A +/- flanking region is considered when annotating the 5' and 3' positions of sample junctions to increase the number of annotated junctions. This value is specified by the -flank parameter (default 1). There is an option to not use flanking at all (-flank 0).
In order to circumvent the issue of write locks each worker process in SpliceJunctionDiscovery is assigned a single gene and writes to a single text file. As a result, each sample folder contains around 15000 to 22000 gene text files if you were to run the pipeline against all protein coding genes.

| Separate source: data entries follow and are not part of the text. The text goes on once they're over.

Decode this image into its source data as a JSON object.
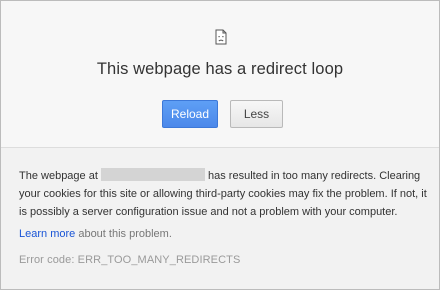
{
  "error_page": {
    "title": "This webpage has a redirect loop",
    "icon": "sad-page-icon",
    "buttons": {
      "reload_label": "Reload",
      "less_label": "Less"
    },
    "details": {
      "part_before_url": "The webpage at",
      "part_after_url": "has resulted in too many redirects. Clearing your cookies for this site or allowing third-party cookies may fix the problem. If not, it is possibly a server configuration issue and not a problem with your computer.",
      "learn_more_link": "Learn more",
      "learn_more_suffix": "about this problem.",
      "error_code": "Error code: ERR_TOO_MANY_REDIRECTS"
    }
  },
  "colors": {
    "top_bg": "#f7f7f7",
    "bottom_bg": "#f2f2f2",
    "primary_button": "#4d8ef0",
    "link": "#1a55d6",
    "error_code_text": "#9a9a9a"
  }
}
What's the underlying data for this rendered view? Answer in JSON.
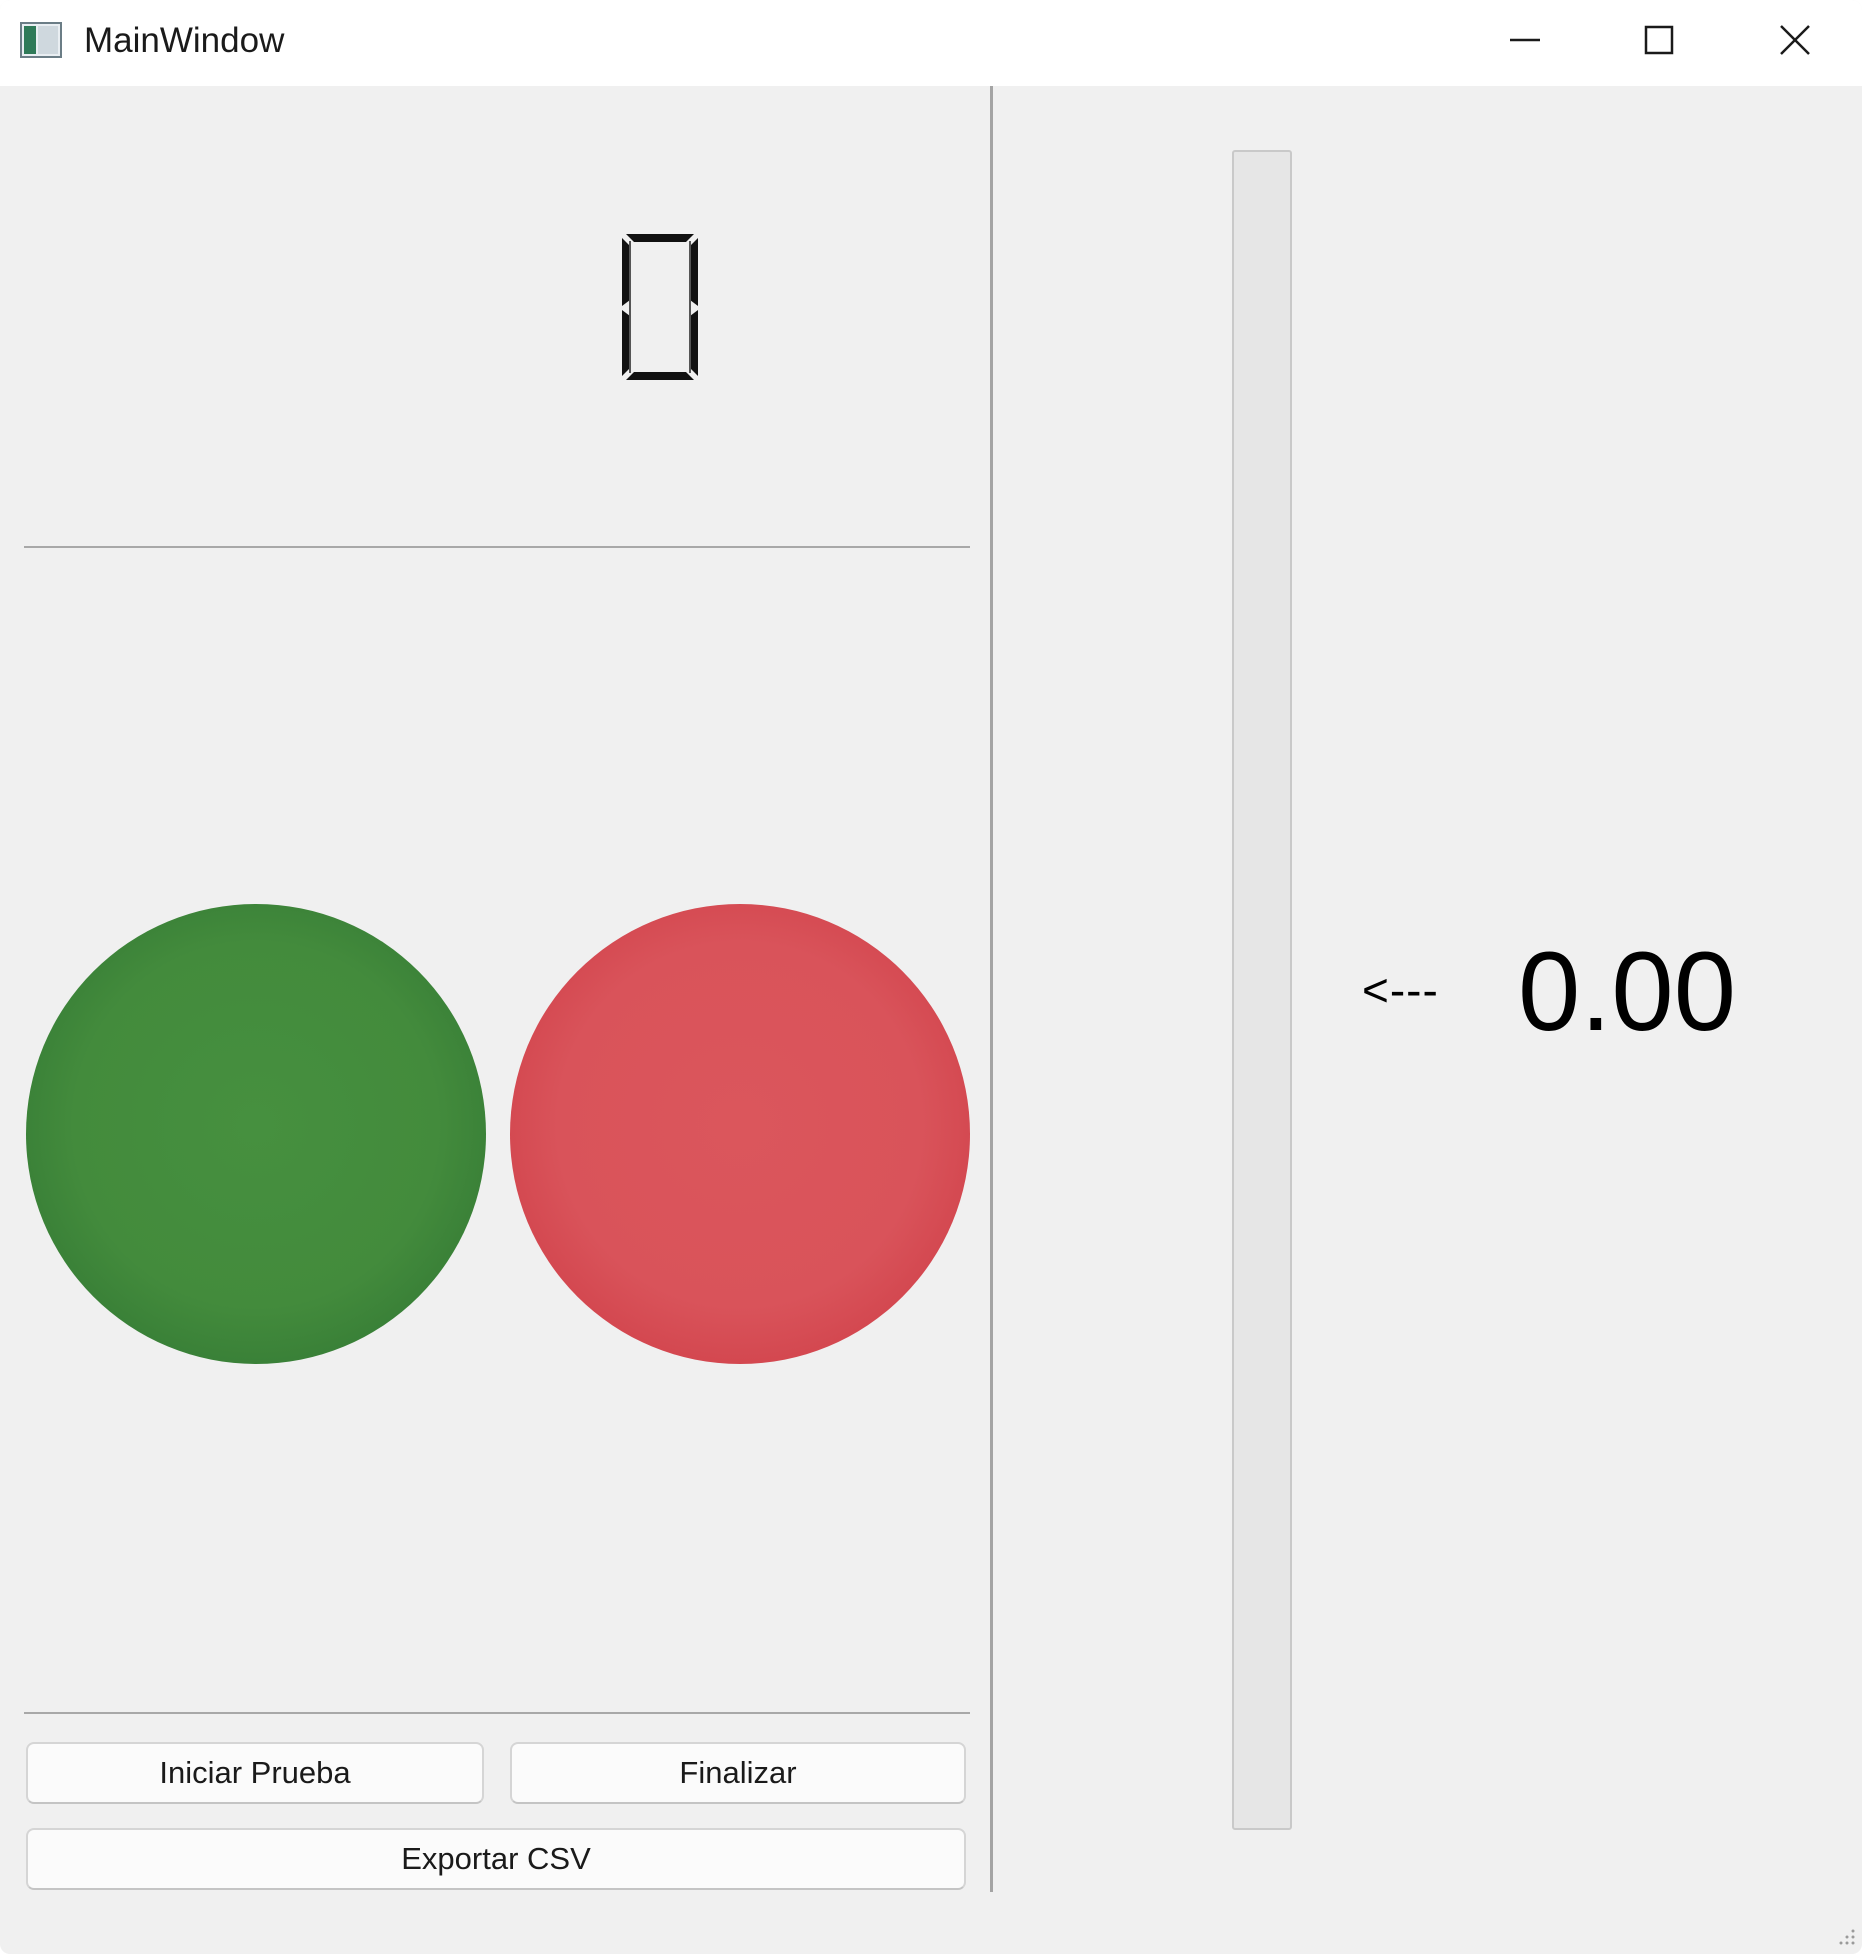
{
  "window": {
    "title": "MainWindow",
    "app_icon": "app-window-icon",
    "controls": [
      "minimize-icon",
      "maximize-icon",
      "close-icon"
    ]
  },
  "display": {
    "lcd_value": "0"
  },
  "indicators": {
    "green_led": {
      "icon": "green-led-icon",
      "color": "#438b3c",
      "state": "on"
    },
    "red_led": {
      "icon": "red-led-icon",
      "color": "#d9535a",
      "state": "on"
    }
  },
  "buttons": {
    "start_label": "Iniciar Prueba",
    "finish_label": "Finalizar",
    "export_label": "Exportar CSV"
  },
  "gauge": {
    "progress_fraction": 0,
    "arrow_label": "<---",
    "value_label": "0.00"
  }
}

Using a DFS does not affect the performance of SpliceJunctionDiscovery, however, it does affect AddJunctionsToDatabase significantly. Because the script opens, reads, and closes many small files, using a DFS will result in a majority of runtime spent looking for these files on the server. In my experience, this increased runtime from 5 minutes (on a local SSD) to over 40 hours (on the server). Therefore, it is reccomended that you copy over the files created by SpliceJunctionDiscovery to a local drive or simply generate them on a local drive before running AddJunctionsToDatabase.